GPT-3: 175 Billion Parameters of Potential
GPT-3 dropped in June 2020 with 175 billion parameters. That’s 100x larger than GPT-2. The demos are stunning. The implications are profound.
The Scale
| Model | Parameters | Training Cost |
|---|---|---|
| GPT-2 | 1.5B | ~$50K |
| T5-11B | 11B | ~$1.3M |
| GPT-3 | 175B | ~$12M |
Training GPT-3 from scratch would cost millions in compute. Few organizations can afford this.
What GPT-3 Can Do
Few-Shot Learning
Give it examples, it learns the task:
Translate English to French:
sea otter => loutre de mer
peppermint => menthe poivrée
cheese =>
Output: fromage
No fine-tuning required. Just examples in the prompt.
Code Generation
# A Python function that takes a list of numbers
# and returns the sum of squares
def sum_of_squares(numbers):
return sum(x**2 for x in numbers)
SQL from Natural Language
Prompt: "Create a SQL query that finds all customers
who spent more than $1000 in the last month"
Output:
SELECT customer_id, SUM(amount) as total
FROM orders
WHERE order_date >= DATE_SUB(NOW(), INTERVAL 1 MONTH)
GROUP BY customer_id
HAVING total > 1000;
Text Summarization
Condense articles, documents, conversations without task-specific training.
Creative Writing
Generate poems, stories, dialogue that’s often indistinguishable from human writing.
How It Works
GPT-3 is a transformer decoder, like GPT-2, just bigger:
Input Tokens → Embeddings → 96 Transformer Layers → Output Probabilities
Training objective: Predict the next token given previous tokens.

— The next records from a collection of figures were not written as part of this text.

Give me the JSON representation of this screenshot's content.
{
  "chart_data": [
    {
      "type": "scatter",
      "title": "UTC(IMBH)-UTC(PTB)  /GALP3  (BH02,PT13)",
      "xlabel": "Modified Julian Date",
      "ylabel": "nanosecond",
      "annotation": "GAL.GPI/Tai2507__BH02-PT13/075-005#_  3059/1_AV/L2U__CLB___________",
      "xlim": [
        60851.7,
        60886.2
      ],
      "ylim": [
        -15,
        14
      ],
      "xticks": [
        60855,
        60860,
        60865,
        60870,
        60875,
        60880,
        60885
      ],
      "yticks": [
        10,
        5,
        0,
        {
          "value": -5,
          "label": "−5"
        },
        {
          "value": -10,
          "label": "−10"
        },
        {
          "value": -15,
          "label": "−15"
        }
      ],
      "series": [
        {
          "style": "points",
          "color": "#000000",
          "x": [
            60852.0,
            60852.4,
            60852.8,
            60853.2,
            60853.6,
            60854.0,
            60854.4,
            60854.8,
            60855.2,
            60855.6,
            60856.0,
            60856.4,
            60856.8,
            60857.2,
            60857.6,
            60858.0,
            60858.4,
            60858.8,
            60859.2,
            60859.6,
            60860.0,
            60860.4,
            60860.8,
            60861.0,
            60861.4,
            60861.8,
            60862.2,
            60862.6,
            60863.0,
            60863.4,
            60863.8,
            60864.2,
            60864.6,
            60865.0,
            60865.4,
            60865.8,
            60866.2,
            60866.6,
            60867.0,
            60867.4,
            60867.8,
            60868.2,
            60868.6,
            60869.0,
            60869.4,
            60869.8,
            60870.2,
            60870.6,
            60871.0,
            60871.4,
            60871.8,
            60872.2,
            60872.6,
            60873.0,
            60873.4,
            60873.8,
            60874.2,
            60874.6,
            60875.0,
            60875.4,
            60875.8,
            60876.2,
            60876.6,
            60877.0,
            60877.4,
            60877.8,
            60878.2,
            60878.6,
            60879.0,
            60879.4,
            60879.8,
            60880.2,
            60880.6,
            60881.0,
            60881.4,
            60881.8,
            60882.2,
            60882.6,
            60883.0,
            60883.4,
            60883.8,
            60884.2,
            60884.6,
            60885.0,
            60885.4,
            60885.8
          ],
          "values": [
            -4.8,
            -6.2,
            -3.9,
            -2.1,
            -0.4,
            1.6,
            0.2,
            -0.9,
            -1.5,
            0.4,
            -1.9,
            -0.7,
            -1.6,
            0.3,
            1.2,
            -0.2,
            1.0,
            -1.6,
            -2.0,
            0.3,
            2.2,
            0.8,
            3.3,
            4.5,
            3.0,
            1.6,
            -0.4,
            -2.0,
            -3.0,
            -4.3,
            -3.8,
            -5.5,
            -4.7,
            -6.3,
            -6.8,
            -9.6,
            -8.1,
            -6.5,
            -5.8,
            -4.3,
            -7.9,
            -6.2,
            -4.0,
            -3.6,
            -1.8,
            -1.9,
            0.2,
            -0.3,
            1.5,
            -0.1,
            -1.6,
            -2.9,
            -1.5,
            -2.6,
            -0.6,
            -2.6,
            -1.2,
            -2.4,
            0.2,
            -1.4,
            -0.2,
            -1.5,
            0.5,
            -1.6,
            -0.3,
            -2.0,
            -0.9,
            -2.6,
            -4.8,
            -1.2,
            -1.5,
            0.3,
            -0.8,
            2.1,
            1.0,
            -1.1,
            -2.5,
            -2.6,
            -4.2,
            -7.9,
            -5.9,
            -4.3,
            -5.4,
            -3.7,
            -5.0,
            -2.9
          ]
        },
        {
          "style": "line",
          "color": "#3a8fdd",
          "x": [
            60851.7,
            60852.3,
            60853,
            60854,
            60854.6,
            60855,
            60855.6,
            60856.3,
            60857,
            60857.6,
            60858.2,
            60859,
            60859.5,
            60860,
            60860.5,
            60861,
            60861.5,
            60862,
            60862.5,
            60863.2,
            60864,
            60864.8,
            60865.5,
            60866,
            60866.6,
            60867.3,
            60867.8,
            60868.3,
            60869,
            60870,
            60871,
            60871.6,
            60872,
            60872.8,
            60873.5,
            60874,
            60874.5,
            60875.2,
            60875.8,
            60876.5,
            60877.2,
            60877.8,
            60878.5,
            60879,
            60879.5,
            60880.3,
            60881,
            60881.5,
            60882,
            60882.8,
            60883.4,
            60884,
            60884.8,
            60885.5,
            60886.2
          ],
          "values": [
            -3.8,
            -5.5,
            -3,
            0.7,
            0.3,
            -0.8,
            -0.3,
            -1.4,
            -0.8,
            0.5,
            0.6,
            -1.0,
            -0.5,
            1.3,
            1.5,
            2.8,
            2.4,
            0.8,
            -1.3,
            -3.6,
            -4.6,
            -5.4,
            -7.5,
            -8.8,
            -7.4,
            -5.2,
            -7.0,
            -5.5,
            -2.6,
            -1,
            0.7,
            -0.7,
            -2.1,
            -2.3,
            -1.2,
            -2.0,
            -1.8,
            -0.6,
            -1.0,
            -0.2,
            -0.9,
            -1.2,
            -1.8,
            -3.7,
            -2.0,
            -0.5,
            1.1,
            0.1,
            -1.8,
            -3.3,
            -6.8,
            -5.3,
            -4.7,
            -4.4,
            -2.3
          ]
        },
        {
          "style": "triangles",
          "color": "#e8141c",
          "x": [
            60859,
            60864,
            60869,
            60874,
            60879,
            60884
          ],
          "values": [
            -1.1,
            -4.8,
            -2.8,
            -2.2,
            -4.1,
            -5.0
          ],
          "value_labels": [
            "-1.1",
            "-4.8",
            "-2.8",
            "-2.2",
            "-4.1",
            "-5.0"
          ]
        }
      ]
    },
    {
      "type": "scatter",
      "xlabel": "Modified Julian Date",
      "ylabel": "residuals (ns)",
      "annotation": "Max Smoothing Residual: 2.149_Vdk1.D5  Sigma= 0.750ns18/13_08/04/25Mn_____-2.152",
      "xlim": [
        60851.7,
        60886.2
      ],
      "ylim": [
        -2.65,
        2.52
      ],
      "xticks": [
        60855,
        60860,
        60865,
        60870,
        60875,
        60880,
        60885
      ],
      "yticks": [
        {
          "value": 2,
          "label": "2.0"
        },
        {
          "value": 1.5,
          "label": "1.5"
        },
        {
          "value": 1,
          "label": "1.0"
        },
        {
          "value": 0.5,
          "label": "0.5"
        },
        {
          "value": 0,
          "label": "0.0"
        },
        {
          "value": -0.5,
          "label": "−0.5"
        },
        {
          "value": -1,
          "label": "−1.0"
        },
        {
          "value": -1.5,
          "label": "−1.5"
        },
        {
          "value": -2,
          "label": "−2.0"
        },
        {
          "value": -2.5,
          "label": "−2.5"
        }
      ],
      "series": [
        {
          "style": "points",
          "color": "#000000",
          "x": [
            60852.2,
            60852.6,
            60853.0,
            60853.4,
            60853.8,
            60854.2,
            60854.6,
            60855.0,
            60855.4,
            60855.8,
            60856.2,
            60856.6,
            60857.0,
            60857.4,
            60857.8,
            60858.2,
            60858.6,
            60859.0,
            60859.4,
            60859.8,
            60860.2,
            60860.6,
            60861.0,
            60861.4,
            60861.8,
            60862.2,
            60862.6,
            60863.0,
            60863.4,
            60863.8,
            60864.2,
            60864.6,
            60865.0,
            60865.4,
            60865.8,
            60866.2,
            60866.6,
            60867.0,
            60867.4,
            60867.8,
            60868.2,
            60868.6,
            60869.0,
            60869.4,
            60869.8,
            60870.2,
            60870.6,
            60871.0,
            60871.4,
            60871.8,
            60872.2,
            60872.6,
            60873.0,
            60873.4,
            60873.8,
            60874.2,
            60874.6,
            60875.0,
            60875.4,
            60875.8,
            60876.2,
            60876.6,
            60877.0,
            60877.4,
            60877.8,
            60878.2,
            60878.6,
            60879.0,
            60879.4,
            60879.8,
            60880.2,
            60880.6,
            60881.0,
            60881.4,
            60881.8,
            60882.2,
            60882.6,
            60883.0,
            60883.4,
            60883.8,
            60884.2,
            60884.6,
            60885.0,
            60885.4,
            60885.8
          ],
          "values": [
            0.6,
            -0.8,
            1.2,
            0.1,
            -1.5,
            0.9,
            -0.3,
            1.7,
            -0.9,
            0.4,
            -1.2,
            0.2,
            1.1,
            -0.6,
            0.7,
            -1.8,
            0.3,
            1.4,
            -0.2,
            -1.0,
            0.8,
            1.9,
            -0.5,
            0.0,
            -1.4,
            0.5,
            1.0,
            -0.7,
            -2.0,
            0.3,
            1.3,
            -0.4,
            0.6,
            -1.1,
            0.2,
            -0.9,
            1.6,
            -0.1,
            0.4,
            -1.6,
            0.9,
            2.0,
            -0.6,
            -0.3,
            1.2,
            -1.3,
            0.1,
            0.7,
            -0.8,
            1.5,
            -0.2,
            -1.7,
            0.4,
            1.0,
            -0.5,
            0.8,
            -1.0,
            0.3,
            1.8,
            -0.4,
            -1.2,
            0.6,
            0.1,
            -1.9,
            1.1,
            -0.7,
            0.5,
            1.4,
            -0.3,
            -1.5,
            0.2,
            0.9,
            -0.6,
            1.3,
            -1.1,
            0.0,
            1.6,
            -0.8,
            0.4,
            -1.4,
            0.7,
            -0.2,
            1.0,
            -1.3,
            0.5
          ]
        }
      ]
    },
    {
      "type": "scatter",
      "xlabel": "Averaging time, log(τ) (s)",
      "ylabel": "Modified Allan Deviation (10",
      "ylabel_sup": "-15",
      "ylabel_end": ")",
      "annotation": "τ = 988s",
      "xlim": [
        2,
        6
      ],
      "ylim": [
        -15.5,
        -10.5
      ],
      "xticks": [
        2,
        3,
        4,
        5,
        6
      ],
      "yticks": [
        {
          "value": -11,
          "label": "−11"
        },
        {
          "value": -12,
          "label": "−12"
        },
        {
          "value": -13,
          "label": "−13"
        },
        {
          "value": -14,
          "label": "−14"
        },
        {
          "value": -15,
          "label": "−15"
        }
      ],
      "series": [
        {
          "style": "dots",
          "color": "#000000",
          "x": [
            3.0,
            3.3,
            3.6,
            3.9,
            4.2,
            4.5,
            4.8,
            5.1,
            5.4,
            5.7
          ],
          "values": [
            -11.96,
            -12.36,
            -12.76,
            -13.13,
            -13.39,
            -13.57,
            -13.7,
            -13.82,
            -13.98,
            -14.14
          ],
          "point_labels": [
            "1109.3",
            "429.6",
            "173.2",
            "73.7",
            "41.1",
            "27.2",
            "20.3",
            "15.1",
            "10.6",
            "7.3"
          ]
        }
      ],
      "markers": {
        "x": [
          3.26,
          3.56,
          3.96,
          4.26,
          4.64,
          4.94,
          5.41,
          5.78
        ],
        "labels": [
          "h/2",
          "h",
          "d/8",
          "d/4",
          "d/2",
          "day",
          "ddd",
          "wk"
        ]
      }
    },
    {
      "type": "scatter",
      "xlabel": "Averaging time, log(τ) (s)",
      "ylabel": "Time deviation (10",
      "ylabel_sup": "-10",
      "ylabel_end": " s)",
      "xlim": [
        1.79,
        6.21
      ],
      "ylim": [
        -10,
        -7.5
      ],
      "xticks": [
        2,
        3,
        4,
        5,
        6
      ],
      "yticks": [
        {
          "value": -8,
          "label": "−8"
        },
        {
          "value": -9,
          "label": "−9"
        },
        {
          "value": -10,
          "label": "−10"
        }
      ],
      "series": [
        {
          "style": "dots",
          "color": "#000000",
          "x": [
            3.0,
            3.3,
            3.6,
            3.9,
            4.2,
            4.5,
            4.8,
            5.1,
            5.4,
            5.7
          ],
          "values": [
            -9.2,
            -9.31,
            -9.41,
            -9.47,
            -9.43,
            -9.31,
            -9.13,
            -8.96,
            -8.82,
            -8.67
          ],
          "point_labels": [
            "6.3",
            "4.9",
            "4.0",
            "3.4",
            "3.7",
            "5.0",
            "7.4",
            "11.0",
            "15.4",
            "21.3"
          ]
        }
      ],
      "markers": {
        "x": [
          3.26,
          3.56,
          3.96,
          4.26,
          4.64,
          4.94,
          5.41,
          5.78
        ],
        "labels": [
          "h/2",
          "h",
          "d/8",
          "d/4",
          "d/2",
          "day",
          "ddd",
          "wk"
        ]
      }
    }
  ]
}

Training data: "The quick brown fox"
Model learns: P("jumps" | "The quick brown fox") is high
The API
GPT-3 is API-only. No weights released.
import openai
openai.api_key = "your-key"
response = openai.Completion.create(
model="davinci",
prompt="Write a haiku about programming:",
max_tokens=50,
temperature=0.7
)
print(response.choices[0].text)
Model Sizes
OpenAI offers multiple GPT-3 variants:
| Model | Parameters | Speed | Quality |
|---|---|---|---|
| Ada | 350M | Fastest | Lowest |
| Babbage | 1.3B | Fast | Low |
| Curie | 6.7B | Medium | Good |
| Davinci | 175B | Slowest | Best |
Choose based on task complexity vs cost/speed.
Prompt Engineering
The skill of crafting effective prompts:
Zero-Shot
Classify the sentiment of this review as positive or negative:
"This product exceeded my expectations!"
Sentiment:
Few-Shot
Classify sentiment:
"I love this!" => positive
"Terrible experience" => negative
"This product exceeded my expectations!" =>
Chain of Thought
Solve step by step:
If there are 3 cars in the parking lot and 2 more arrive,
how many cars are there?
Step 1: Start with 3 cars
Step 2: Add 2 arriving cars
Step 3: 3 + 2 = 5 cars
Answer: 5 cars
Limitations
Factual Accuracy
GPT-3 confidently generates falsehoods:
Q: Who was the first person on Mars?
A: Neil Armstrong was the first person to walk on Mars in 1969.
(Completely wrong)
It generates plausible text, not necessarily true text.
Context Window
Limited to ~4,000 tokens. Can’t process long documents.
Cost
Davinci at $0.02/1K tokens adds up quickly in production.
No Real Understanding
It predicts tokens, not concepts:
Q: What's heavier, a pound of feathers or a pound of steel?
(May fail this classic trick question)
Applications Being Built
Writing Assistants
- Jasper (formerly Jarvis)
- Copy.ai
- Writesonic
Code Assistants
- GitHub Copilot (uses Codex, GPT-3 derivative)
- Tabnine
Customer Support
Automated response drafting, FAQ answering.
Search and Question Answering
Perplexity, You.com using LLMs for search.
Ethical Concerns
Misinformation
Generates convincing fake text at scale.
Bias
Trained on internet data, inherits internet biases:
"The CEO walked into the room. He..."
(Assumes male CEO)
Energy Consumption
Training large models has significant carbon footprint.
Job Displacement
Writing, coding, customer service—roles potentially affected.
What This Means
GPT-3 demonstrates that scale works. More parameters + more data = more capabilities.
This isn’t AGI. But it’s a massive step. The ceiling raised significantly.
The next few years will be about:
- Cost reduction (smaller models with similar capability)
- Factual accuracy (grounding in knowledge bases)
- Responsible deployment (safety, bias mitigation)
Final Thoughts
GPT-3 is impressive but imperfect. It’s a tool, not magic.
The pattern is clear: more scale = more capability. GPT-4 will be larger. The pace won’t slow.
Learn prompt engineering. Understand limitations. Build responsibly.
The future of AI is being written, one token at a time.